The farmer owned meat co-operatives Silver Fern Farms and the Alliance Group say they remain open to discussions on restructuring the industry, including merging the two.
But they said any rationalisation had to be commercially sound, and they can see plenty of hooks as well.
The two companies responded to the new study from the farmer-led Meat Industry Excellence group which was pushing for a major reforms to improve the red meat sector's profitability and lift falling returns to farmers.
An analysis done for the study concludes that merging the two biggest meat companies, the Alliance and Silver Fern Farms co-operatives, would produce gains of more than $400 million over five years.
And getting the big four, that's ANZCO and AFFCO, as well as the two co-ops, to agree to a co-ordinated consolidation process, could mean savings of more than a billion dollars.
Alliance's chairman Murray Taggart said his company wanted to see the detail of the analysis, because its findings were very different from the figures it had come up with on merger benefits.
"The report indicates, on the work they have done, they believe there are very large gains from merging the co-operatives.
"All the work we've done in the past and even recently, indicates the gains are only a fraction of that, so clearly there are significant differences between the two bodies of work and that's why we are pretty keen to have a look at that GHD (international consultancy) report to try and understand how they've come up with such impressive numbers.
"If it stacks up commercially, we will definitely be pursuing any option, whether its merging with Silver Fern or any other company. That's a key responsibility of us as directors to act in the best interests of our company and if the numbers are that compelling, that would be a sensible thing to do."
Silver Fern Farms chairman Rob Hewitt said it was open to rationalisation discussions and they did not just have to be about mergers.
He said it could be about collaborating with other companies to save money by reducing processing capacity.
Both co-operatives agreed that there were too many plants to process the amount of stock available.
But Rob Hewitt questioned the analysis that the industry needed to close about a third of the plants currently operating.

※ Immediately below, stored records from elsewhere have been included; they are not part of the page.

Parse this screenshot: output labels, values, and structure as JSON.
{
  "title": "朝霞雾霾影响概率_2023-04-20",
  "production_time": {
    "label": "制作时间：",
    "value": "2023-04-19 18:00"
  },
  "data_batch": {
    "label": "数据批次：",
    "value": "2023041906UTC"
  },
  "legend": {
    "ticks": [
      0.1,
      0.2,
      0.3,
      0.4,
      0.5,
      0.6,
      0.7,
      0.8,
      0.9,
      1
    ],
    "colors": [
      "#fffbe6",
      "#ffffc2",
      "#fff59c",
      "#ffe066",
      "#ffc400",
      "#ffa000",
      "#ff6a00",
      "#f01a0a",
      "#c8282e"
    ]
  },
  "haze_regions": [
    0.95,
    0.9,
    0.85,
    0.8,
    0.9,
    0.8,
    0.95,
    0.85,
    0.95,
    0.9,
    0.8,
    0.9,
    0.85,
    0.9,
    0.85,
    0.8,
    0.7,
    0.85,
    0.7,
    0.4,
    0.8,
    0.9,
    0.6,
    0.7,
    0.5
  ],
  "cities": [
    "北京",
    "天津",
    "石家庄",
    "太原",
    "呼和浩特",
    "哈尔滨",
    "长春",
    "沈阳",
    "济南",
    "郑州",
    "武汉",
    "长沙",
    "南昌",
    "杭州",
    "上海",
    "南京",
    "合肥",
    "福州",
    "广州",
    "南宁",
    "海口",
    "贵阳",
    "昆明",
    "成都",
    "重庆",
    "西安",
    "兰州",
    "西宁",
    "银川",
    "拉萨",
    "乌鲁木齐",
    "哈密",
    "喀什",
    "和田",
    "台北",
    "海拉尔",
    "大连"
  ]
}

"It's a simple observation and I think mathematically it works, but what it really doesn't take account of its climatic impacts, particularly around shorter seasons as you come further south.
"To give an example, our sheep plants in the south process for about six months of the year. Up north they are pretty much all year and the fixed costs across the number of livestock processed because of that are significantly higher in the south, than they are in the north, and that's a challenge."